LazyAdmin - THM Writeup

Touted as an "Easy linux machine to practice your skills"

First things first. Enumeration. It looks like we have an SSH port open and an Apache webserver.

The web server isn't configured for anything so let's do a gobuster on it to see what files and folders pop up. Dang... nothing their either. Let's take a peek at NinjaJc01's writeup - ah dirb. Never used it, let's dig in.

Weird that gobuster didn't pick up a simple word like "content" as a folder to check for... either way, we have a site and what looks like some other folders we can check. Let's take a look at the site.

Looks like it's a default page for an unconfigured CMS suite called "SweetRice", there's an /as folder that takes us to a login page and an /inc that takes us to an entire file listing. It also looks like there's a github page for the software too.

Going through some of the files on the /inc page I can see we're running SweetRice 1.5.1 and can download a SQL backup. Let's download that and take a peek at it.

Looks like we have a username of manager and a password hash:

manager\\";s:6:\\"passwd\\";s:32:\\"42f749ade7f9e195bf475f37a44cafcb

Let's see if hashcat can do a quick hash crack.

Well... let's try it... doesn't work on SSH but let's try it on that website portal login - we're in!

From here, it looks like we can click on the "0" under posts and create a new post. The post will let us put in HTML as well as upload an attachment - might come in handy for a php reverse shell.

So that's what we'll do. We'll hitup pentestmonkey and edit the file to create a shell script called phpshell.php5 (regular PHP files seem to be blocked on the upload). We'll create a new post with something in it and the file upload will be our file. We'll setup a netcat listener on the local box with

nc -lvnp 1234

Then we put the site into "running" mode from the main screen above, then visit the post, click the attachment we have on it and it should pop a restricted shell for us.
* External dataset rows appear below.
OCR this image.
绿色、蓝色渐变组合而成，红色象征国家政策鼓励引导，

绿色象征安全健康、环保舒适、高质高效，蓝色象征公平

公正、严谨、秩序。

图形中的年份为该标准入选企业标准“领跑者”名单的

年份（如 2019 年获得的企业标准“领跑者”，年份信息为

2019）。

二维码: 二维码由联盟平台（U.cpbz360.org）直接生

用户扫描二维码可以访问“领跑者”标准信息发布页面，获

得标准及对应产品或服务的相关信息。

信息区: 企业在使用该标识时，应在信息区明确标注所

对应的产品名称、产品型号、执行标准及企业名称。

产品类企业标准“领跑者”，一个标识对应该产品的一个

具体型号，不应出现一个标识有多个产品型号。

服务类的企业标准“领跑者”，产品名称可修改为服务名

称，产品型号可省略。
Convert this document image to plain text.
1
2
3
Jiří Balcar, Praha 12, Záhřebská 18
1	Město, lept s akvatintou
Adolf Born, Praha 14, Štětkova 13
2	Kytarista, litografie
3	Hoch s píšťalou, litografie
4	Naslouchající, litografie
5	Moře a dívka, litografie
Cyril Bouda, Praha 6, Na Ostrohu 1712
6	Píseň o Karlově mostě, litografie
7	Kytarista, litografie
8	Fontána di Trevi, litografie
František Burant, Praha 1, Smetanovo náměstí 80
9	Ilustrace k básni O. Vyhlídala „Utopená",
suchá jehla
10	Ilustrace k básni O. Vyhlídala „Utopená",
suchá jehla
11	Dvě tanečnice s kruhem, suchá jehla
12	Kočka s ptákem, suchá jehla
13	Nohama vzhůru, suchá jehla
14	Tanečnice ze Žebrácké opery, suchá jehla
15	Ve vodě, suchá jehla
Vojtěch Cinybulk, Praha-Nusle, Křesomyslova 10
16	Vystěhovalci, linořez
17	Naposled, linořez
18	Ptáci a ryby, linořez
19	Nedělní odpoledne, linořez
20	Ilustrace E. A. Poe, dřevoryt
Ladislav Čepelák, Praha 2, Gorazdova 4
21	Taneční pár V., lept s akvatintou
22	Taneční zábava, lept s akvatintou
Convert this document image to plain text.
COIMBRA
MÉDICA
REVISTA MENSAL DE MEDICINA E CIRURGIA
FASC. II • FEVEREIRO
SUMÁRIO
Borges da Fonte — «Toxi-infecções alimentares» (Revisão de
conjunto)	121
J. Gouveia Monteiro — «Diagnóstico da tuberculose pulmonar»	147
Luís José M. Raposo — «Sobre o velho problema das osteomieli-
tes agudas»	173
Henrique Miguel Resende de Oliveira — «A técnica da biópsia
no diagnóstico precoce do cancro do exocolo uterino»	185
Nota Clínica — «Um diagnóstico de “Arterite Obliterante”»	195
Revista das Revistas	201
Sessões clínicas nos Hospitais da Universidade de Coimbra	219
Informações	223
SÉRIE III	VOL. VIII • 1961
Let's glide over to the home directory then into the user folder to check the user flag.

let's write down the contents of that mysql_login.txt file as well

rice:randompass

There's also a backup.pl file there which is interesting because it looks to be a perl script that's running the file /etc/copy.sh - doing a sudo -l shows that we can run a few things as sudo and will you look at that... that script can be run as sudo.

The script itself looks like it pipes stuff to a local IP

This thing doesn't have vi or nano on it so I had to check out ninja's writeup again to see what to do here - looks like we're just doing an echo and overwriting the file.

Once run, it pops us into the root shell and we can navigate to /root to view the final flag.